S’ils ont un bon niveau de connaissance des troubles bipolaires (prévalence, âge de début des symptômes, risque suicidaire et prise d’un traitement à vie), les médecins généralistes méconnaissent le lien entre la bipolarité et les maladies cardiovasculaires. Ils sont ainsi 68 % à ne pas établir ce lien. C’est ce qui ressort d’une enquête menée par Odoxa (1) pour le compte de la Fondation FondaMental, de l’association de malades psychiques et de leurs proches Argos 2001 et du Collège de médecine générale et publiée à l’occasion de la journée mondiale des troubles bipolaires, le 30 mars.
Une forte prévalence du syndrome métabolique
« Ces résultats sont préoccupants et montrent où nous devons encore collectivement porter l’effort, observe le Pr Marion Leboyer, psychiatre et membre de la Fondation FondaMental. La prévalence du syndrome métabolique est deux fois plus importante chez les patients atteints de troubles bipolaires qu’en population générale. Or, on sait que ces anomalies métaboliques (diabète, glycémie, hypertension, etc.) prédisposent aux maladies cardiovasculaires ».

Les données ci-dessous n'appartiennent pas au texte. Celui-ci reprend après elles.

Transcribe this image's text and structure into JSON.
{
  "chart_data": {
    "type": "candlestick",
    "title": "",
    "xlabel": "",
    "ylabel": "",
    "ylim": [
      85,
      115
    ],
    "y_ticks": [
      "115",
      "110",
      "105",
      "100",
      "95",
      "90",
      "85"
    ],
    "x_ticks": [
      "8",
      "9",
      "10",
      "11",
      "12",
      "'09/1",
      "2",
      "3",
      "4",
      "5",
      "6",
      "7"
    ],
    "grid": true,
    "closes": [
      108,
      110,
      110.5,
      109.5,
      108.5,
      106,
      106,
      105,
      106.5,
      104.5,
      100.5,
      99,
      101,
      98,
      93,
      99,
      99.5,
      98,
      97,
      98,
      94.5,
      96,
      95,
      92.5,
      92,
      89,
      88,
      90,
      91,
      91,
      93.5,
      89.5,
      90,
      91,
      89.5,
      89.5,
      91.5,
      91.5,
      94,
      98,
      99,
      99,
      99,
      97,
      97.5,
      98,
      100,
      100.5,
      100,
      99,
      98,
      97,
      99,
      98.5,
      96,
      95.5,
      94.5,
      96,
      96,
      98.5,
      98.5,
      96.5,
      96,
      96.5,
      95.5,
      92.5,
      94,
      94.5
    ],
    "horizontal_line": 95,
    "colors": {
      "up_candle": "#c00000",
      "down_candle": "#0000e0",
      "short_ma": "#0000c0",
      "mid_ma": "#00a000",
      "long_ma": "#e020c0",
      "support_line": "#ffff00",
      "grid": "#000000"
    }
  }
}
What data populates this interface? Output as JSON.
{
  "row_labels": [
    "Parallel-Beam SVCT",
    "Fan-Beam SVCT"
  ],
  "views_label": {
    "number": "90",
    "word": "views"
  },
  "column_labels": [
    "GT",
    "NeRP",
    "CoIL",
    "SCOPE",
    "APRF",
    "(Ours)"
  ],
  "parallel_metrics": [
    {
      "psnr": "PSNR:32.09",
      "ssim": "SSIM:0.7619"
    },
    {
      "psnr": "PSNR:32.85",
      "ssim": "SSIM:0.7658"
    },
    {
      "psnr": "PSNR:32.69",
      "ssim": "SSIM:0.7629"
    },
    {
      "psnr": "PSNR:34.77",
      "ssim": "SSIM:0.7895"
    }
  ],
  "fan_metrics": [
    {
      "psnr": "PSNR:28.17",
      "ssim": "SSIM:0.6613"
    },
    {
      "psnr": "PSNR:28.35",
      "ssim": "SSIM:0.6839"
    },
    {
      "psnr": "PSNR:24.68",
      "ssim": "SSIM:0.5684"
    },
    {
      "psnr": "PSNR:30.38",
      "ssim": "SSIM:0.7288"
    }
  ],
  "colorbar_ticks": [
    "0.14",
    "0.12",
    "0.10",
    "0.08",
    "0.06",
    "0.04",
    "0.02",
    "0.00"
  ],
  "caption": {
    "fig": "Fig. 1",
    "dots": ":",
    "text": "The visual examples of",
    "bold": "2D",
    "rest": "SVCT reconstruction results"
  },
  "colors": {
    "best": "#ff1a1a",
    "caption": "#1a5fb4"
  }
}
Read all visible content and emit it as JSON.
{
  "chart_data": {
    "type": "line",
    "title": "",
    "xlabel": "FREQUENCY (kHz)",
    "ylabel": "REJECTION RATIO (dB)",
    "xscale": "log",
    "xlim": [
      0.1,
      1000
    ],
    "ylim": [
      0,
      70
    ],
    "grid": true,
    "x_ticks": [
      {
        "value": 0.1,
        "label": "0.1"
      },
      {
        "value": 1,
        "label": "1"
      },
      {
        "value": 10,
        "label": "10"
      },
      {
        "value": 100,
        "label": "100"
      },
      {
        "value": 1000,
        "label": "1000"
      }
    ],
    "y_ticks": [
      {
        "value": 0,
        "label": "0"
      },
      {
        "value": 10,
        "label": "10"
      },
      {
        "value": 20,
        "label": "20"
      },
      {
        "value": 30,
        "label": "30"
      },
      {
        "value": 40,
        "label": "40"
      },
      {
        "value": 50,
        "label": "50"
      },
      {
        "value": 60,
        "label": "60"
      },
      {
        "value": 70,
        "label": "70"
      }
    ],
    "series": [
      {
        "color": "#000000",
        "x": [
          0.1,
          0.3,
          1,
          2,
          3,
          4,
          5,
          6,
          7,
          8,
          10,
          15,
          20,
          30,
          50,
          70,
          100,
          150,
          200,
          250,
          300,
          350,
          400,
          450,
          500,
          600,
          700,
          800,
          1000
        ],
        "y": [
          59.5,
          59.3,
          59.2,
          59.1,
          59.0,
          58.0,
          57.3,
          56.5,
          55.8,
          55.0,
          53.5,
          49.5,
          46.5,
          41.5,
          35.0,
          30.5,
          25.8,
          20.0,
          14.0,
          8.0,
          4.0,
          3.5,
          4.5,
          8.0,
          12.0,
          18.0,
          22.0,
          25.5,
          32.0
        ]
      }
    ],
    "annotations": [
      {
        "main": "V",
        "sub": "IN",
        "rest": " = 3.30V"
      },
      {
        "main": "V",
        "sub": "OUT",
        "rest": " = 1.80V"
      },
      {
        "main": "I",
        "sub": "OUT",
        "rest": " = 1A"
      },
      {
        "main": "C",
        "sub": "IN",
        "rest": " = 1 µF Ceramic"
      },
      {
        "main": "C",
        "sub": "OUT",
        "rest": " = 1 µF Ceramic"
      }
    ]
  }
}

Les généralistes ne sont ainsi que 14 % à citer le suivi des constantes métaboliques comme un paramètre d’attention. « En théorie pourtant, une prise de psychotropes implique que les patients bénéficient d’un suivi spécifique et d’un bilan métabolique », insiste le Pr Bruno Etain, psychiatre et co-coordinateur des Centres Experts FondaMental troubles bipolaires. Cette absence de prise en charge spécifique des facteurs de risque des pathologies cardio-métaboliques est d’autant plus préjudiciable que ces maladies sont la première cause de mortalité des patients atteints de troubles psychiatriques. « Des travaux ont évalué entre 15 et 20 ans la perte d’espérance de vie des patients par rapport à la population générale », rappelle Ophélia Godin, épidémiologiste de la Fondation FondaMental.
Pourtant, les patients bipolaires tendent à être mieux suivis que d’autres patients atteints de pathologies mentales et ont, pour deux tiers d’entre eux, opté pour un généraliste comme médecin traitant. « Le tiers restant déclare leur psychiatre en tant que médecin traitant », souligne le Pr Frédéric Urbain, médecin généraliste et membre du Collège de médecine générale.
Malgré ce suivi, « ces patients connaissent une vulnérabilité à la fois psychique et physique, précise le Pr Bruno Etain. Ils sont pénalisés par un défaut de prise en charge conjointe. Les psychiatres pensent par exemple que les généralistes s’occupent du physique, sans forcément s’en assurer. Le risque est que personne ne fasse rien ».
La délicate coopération entre généralistes et psychiatres
Cette coopération entre généralistes et psychiatres constitue un autre enseignement de cette enquête. Sur les 70 % de généralistes qui mettent en place un suivi conjoint avec un psychiatre, ils sont 49 % à se déclarer insatisfaits de cette relation. Face à cette difficile collaboration, le Pr Frédéric Urbain prône un suivi dans le cadre d’un dispositif de soins partagés. « Alors que les patients bipolaires sont considérés comme difficiles par les généralistes, la coopération avec les psychiatres est pertinente et peut amener des clés de compréhension de la maladie », estime le généraliste.
« Les généralistes se plaignent d’un manque de communication avec les psychiatres qui n’ont parfois pas le temps ou le réflexe de transmettre leurs comptes rendus, admet le Pr Bruno Etain. Le préalable à la collaboration doit être une concertation entre ces professionnels de santé, notamment pour se répartir les rôles auprès du patient ». Un autre point de blocage relève du manque de reconnaissance et de valorisation de cette démarche collaborative. « Le dispositif de soins partagés est promu par les textes de loi, mais les dispositions l’encadrant amènent une charge administrative supplémentaire pour le généraliste équivalent à une demi-journée par semaine. Cela est très difficilement gérable », indique le Pr Frédéric Urbain.
(1) Enquête menée par Odoxa auprès de 1 000 Français et de 154 médecins généralistes.